Here’s a strong example from Howard Schultz’s memoir Onward:
“For years, I believed that rapid growth was the clearest sign of success. But after returning to Starbucks as CEO during its decline, I saw how that mindset had led us to compromise quality and culture. I had to admit that I was wrong—and that realization became the foundation for rebuilding the company the right way.”
What belief did you carry for years before something changed your perspective? That story might be more valuable than any success story you could tell.
The value of choosing a different path.
Success is often measured by progress, but progress in the wrong direction can cost more than it gives. Sometimes it takes a moment of crisis to make us stop, and that’s when meaningful shifts can begin. In Thrive, Arianna Huffington describes one such moment, an experience that made her question everything she thought success was:
“I had just returned from yet another business trip when I collapsed from exhaustion, literally hitting my head on my desk. In that moment, I realized success wasn’t just about money or power. It was about well-being, wisdom, and purpose. That fall didn’t make the headlines, but it changed everything.”
Use Real Examples to Make Your Point
Generic leadership advice sounds like this:
“Communicate clearly with your team.”
Instead, a real story sounds like this:
“I realized I was losing my best people not because of salary or workload, but because I was so focused on efficiency that I’d stopped seeing them as individuals. The shift happened in a meeting with my marketing director when she said something that stopped me cold…”
The first version gives information. The second gives understanding.
That’s the difference between teaching principles and sharing experience. Principles are useful, but experience is memorable.
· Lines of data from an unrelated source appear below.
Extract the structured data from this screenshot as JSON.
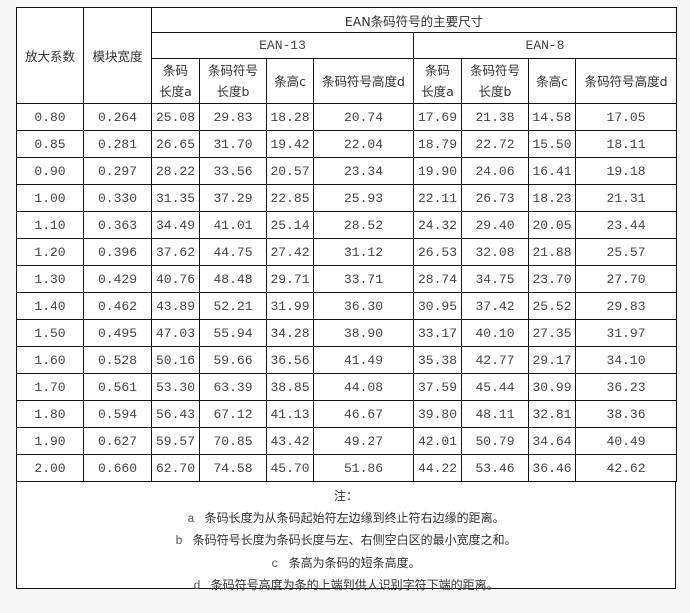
{
  "table": {
    "col_magnification": "放大系数",
    "col_module_width": "模块宽度",
    "group_title": "EAN条码符号的主要尺寸",
    "ean13": "EAN-13",
    "ean8": "EAN-8",
    "sub_headers": [
      {
        "l1": "条码",
        "l2": "长度a"
      },
      {
        "l1": "条码符号",
        "l2": "长度b"
      },
      {
        "l1": "条高c",
        "l2": ""
      },
      {
        "l1": "条码符号高度d",
        "l2": ""
      },
      {
        "l1": "条码",
        "l2": "长度a"
      },
      {
        "l1": "条码符号",
        "l2": "长度b"
      },
      {
        "l1": "条高c",
        "l2": ""
      },
      {
        "l1": "条码符号高度d",
        "l2": ""
      }
    ],
    "rows": [
      [
        "0.80",
        "0.264",
        "25.08",
        "29.83",
        "18.28",
        "20.74",
        "17.69",
        "21.38",
        "14.58",
        "17.05"
      ],
      [
        "0.85",
        "0.281",
        "26.65",
        "31.70",
        "19.42",
        "22.04",
        "18.79",
        "22.72",
        "15.50",
        "18.11"
      ],
      [
        "0.90",
        "0.297",
        "28.22",
        "33.56",
        "20.57",
        "23.34",
        "19.90",
        "24.06",
        "16.41",
        "19.18"
      ],
      [
        "1.00",
        "0.330",
        "31.35",
        "37.29",
        "22.85",
        "25.93",
        "22.11",
        "26.73",
        "18.23",
        "21.31"
      ],
      [
        "1.10",
        "0.363",
        "34.49",
        "41.01",
        "25.14",
        "28.52",
        "24.32",
        "29.40",
        "20.05",
        "23.44"
      ],
      [
        "1.20",
        "0.396",
        "37.62",
        "44.75",
        "27.42",
        "31.12",
        "26.53",
        "32.08",
        "21.88",
        "25.57"
      ],
      [
        "1.30",
        "0.429",
        "40.76",
        "48.48",
        "29.71",
        "33.71",
        "28.74",
        "34.75",
        "23.70",
        "27.70"
      ],
      [
        "1.40",
        "0.462",
        "43.89",
        "52.21",
        "31.99",
        "36.30",
        "30.95",
        "37.42",
        "25.52",
        "29.83"
      ],
      [
        "1.50",
        "0.495",
        "47.03",
        "55.94",
        "34.28",
        "38.90",
        "33.17",
        "40.10",
        "27.35",
        "31.97"
      ],
      [
        "1.60",
        "0.528",
        "50.16",
        "59.66",
        "36.56",
        "41.49",
        "35.38",
        "42.77",
        "29.17",
        "34.10"
      ],
      [
        "1.70",
        "0.561",
        "53.30",
        "63.39",
        "38.85",
        "44.08",
        "37.59",
        "45.44",
        "30.99",
        "36.23"
      ],
      [
        "1.80",
        "0.594",
        "56.43",
        "67.12",
        "41.13",
        "46.67",
        "39.80",
        "48.11",
        "32.81",
        "38.36"
      ],
      [
        "1.90",
        "0.627",
        "59.57",
        "70.85",
        "43.42",
        "49.27",
        "42.01",
        "50.79",
        "34.64",
        "40.49"
      ],
      [
        "2.00",
        "0.660",
        "62.70",
        "74.58",
        "45.70",
        "51.86",
        "44.22",
        "53.46",
        "36.46",
        "42.62"
      ]
    ]
  },
  "notes": {
    "title": "注：",
    "items": [
      {
        "key": "a",
        "text": "条码长度为从条码起始符左边缘到终止符右边缘的距离。"
      },
      {
        "key": "b",
        "text": "条码符号长度为条码长度与左、右侧空白区的最小宽度之和。"
      },
      {
        "key": "c",
        "text": "条高为条码的短条高度。"
      },
      {
        "key": "d",
        "text": "条码符号高度为条的上端到供人识别字符下端的距离。"
      }
    ]
  }
}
The Outcomes You Didn’t Expect
If you’re wondering which stories or details to include, consider when reality turned out differently from your plans. The outcomes you didn’t expect. The reactions that caught you off guard. The solutions came from unexpected circumstances.
Surprise often signals significance. If something caught you off guard, it probably contained a lesson you didn’t know you needed to learn. And if it taught you something, it can teach someone else something too.
Here’s an example from Bob Iger’s memoir The Ride of a Lifetime that captures the essence of “The outcomes you didn’t expect”:
“I never expected Steve Jobs to call me and suggest that Disney acquire Pixar. At the time, our relationship was still developing, and I thought the idea would come much later, if at all. But that unexpected call led to one of the most defining partnerships of my career. It taught me that staying open to surprise often opens the door to extraordinary opportunities.”